The 6 main signs of emotional dependence
It is important to know what the signs of romantic addiction are in order to know what stage you are at. If you recognize yourself in just one of these signs, this conference is for you.
1 – You regularly need to hear from him
One of the main signs of addiction is the constant need to be in contact with another. Whether on social networks, text messages or through regular calls, you need to feel reassured even if it is only virtual.
2 – You do not do any project alone
Whether it’s for an outing or planning the next vacation, you always include your partner and do nothing without him/her. It may look like love, but when you totally forget to treat yourself and think about yourself, it becomes more negative.
3 – He/she misses you in a very short time
Your darling leaves in the morning and you feel a lack a few hours later? He/she can’t spend an afternoon with his family without you not feeling well? Do you feel bad when your significant other spends time with their friends? At this point, we can really talk about sentimental addiction.
4 – The fear that he/she will leave is always present
One of the signs that comes up most often is the constant fear of seeing him/her leave because you don’t feel up to it or that you feel in constant competition. To undergo a new rupture or a new emotional abandonment frightens you and consequently you try to avoid it. But by thinking like this you create even more problems.
5 – You think about your negative past
Not only are you afraid to see him/her leave, but you also have memories of your childhood, of previous relationships, of a lack that you experienced that resurface and that necessarily affect your romantic relationship. It is this negative projection that blocks you and influences the present.
6 – In love you never say no!
For fear of conflict or fear of losing this relationship, you do not set limits. You don’t want to or can’t say “no” and impose yourself. It is a sign of addiction.
You now know the main signs, but you also need to take a closer look at emotional dependence and its causes.
The single person’s emotional dependence
We often associate emotional dependence with life as a couple because it is the most widespread. However, many people consider themselves emotionally dependent even though they are single. In this situation, it is the constantly repeating patterns that are linked to lack of self-confidence.
You do not necessarily focus on a single person but rather on the idea of life as a couple. Moreover, when you are looking for love you tend to want a relationship that is too perfect, too formatted to actually find it. Consequently you remain in a negative spiral because in your eyes each encounter is the most beautiful.
You give everything, right away, and don’t take the time to start the relationship gradually. This again and again leads to false starts. And the worst part is that it’s a vicious circle because the more the stress of staying single intensifies, the more dependent you become. You must absolutely abandon this pattern by going against nature otherwise in 10 years you will still be at the same stage…
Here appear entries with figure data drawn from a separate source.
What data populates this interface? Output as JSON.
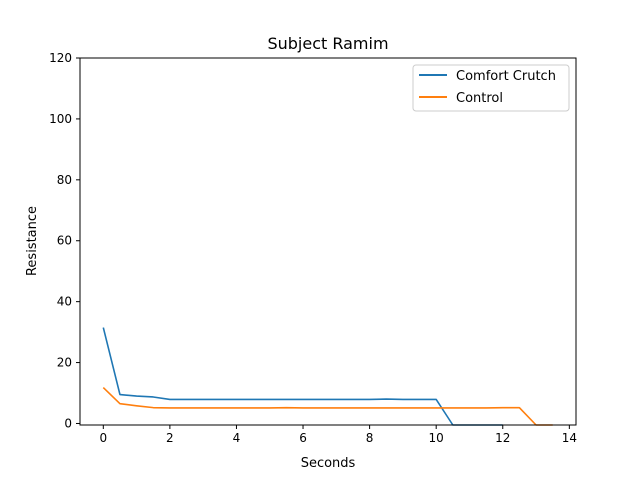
{
  "chart_data": {
    "type": "line",
    "title": "Subject Ramim",
    "xlabel": "Seconds",
    "ylabel": "Resistance",
    "xlim": [
      -0.7,
      14.2
    ],
    "ylim": [
      -0.5,
      120
    ],
    "xticks": [
      0,
      2,
      4,
      6,
      8,
      10,
      12,
      14
    ],
    "yticks": [
      0,
      20,
      40,
      60,
      80,
      100,
      120
    ],
    "grid": false,
    "legend_position": "top-right",
    "series": [
      {
        "name": "Comfort Crutch",
        "color": "#1f77b4",
        "x": [
          0,
          0.5,
          1,
          1.5,
          2,
          2.5,
          3,
          3.5,
          4,
          4.5,
          5,
          5.5,
          6,
          6.5,
          7,
          7.5,
          8,
          8.5,
          9,
          9.5,
          10,
          10.5,
          11,
          11.5,
          12
        ],
        "y": [
          31.5,
          9.5,
          9.0,
          8.7,
          7.9,
          7.9,
          7.9,
          7.9,
          7.9,
          7.9,
          7.9,
          7.9,
          7.9,
          7.9,
          7.9,
          7.9,
          7.9,
          8.0,
          7.9,
          7.9,
          7.9,
          -0.5,
          -0.5,
          -0.5,
          -0.5
        ]
      },
      {
        "name": "Control",
        "color": "#ff7f0e",
        "x": [
          0,
          0.5,
          1,
          1.5,
          2,
          2.5,
          3,
          3.5,
          4,
          4.5,
          5,
          5.5,
          6,
          6.5,
          7,
          7.5,
          8,
          8.5,
          9,
          9.5,
          10,
          10.5,
          11,
          11.5,
          12,
          12.5,
          13,
          13.5
        ],
        "y": [
          11.8,
          6.5,
          5.8,
          5.2,
          5.1,
          5.1,
          5.1,
          5.1,
          5.1,
          5.1,
          5.1,
          5.2,
          5.1,
          5.1,
          5.1,
          5.1,
          5.1,
          5.1,
          5.1,
          5.1,
          5.1,
          5.1,
          5.1,
          5.1,
          5.2,
          5.2,
          -0.5,
          -0.5
        ]
      }
    ]
  }
}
How to overcome emotional dependence?
When talking about emotional dependence, it is necessary to work on personal reconstruction. You are in a delicate situation where you place your partner on a pedestal and very often you organize your life according to him or her. To no longer be emotionally dependent or emotionally dependent, Alexandre mainly recommends that you position yourself on an axis of personal development so that you are able to become an improved version of yourself! If you manage to balance your different lives (personal, sentimental, friendly, family and professional) then you will obtain greater satisfaction in your love life.